Question 1)
Suppose you implement the functionality of a priority queue using a sorted array (e.g., from biggest to smallest). What is the worst-case running time of Insert and Extract-Min, respectively? (Assume that you have a large enough array to accommodate the Insertions that you face.) 

• Ө(n) and Ө(n)
• Ө(n) and Ө(1)
• Ө(log n) and Ө(1)
• Ө(1) and Ө(n)

Question 2)
Suppose you implement the functionality of a priority queue using an unsorted array. What is the worst-case running time 1/1 point of Insert and Extract-Min, respectively? (Assume that you have a large enough array to accommodate the Insertions that you face.)

• Ө(1) and Ө(log n)
• Ө(n) and Ө(n)
• Ө(n) and Ө(1)
• Ө(1) and Ө(n)

Question 3)
You are given a heap with n elements that supports Insert and Extract-Min. Which of the following tasks can you achieve in O(log n) time? 

• Find the fifth-smallest element stored in the heap. 
• Find the largest element stored in the heap. 
• Find the median of the elements stored in the heap. 
• None of these.

Question 4)
You are given a binary tree (via a pointer to its root) with n nodes.
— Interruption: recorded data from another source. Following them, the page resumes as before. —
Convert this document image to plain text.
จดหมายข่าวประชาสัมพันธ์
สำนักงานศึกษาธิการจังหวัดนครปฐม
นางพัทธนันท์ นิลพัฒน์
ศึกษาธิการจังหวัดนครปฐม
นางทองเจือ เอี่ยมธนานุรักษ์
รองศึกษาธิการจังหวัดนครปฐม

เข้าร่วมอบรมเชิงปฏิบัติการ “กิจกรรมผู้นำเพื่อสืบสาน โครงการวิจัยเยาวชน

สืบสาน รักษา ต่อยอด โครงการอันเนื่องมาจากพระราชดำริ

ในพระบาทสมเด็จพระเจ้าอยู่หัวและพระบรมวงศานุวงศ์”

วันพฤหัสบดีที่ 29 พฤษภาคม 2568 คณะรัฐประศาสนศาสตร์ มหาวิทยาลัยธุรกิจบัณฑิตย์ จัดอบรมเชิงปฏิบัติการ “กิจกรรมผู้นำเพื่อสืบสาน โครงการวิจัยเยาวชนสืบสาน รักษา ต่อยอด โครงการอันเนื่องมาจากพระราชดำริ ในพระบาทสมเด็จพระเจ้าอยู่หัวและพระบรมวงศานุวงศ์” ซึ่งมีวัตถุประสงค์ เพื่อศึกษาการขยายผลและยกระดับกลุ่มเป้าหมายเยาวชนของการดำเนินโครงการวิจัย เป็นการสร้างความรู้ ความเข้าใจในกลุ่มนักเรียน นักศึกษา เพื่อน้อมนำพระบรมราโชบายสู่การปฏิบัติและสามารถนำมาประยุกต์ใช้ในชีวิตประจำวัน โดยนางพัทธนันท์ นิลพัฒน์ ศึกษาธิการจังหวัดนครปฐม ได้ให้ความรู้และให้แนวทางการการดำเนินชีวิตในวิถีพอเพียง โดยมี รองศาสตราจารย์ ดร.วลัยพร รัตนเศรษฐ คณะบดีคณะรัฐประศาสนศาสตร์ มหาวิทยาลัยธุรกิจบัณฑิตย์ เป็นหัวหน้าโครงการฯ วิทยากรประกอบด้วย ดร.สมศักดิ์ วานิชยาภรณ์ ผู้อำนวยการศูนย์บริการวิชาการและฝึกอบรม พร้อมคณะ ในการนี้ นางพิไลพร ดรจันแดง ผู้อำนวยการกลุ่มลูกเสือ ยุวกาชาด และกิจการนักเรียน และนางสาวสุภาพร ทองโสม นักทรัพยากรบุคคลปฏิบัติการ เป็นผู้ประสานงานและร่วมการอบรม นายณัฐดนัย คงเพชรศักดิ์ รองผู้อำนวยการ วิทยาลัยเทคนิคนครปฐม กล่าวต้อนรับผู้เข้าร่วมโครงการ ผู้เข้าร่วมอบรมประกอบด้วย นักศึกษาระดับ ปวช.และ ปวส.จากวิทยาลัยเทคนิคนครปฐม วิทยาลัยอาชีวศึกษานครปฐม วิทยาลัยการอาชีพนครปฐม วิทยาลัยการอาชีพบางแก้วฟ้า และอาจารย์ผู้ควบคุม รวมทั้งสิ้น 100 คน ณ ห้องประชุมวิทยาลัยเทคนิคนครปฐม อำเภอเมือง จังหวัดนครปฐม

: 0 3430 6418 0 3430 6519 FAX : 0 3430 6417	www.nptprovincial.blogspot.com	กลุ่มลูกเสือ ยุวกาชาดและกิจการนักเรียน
As in lecture, let size(x) denote the number of nodes in the subtree rooted at the node x. How much time is necessary and sufficient to compute size(x) for every node x of the tree?

• Ө(n)
• Ө(n2)
• Ө(height) 
• Ө(n log n)

Question 5)
Suppose we relax the third invariant of red-black trees to the property that there are no three reds in a row. That is, if a node and its parent are both red, then both of its children must be black. Call these relaxed red-black trees. Which of the following statements is not true? 

• Every red-black tree is also a relaxed red-black tree. 
• There is a relaxed red-black tree that is not also a red-black tree. 
• The height of every relaxed red-black tree with n nodes is O(log n). 
• Every binary search tree can be turned into a relaxed red-black tree (via some coloring of the nodes as black or red).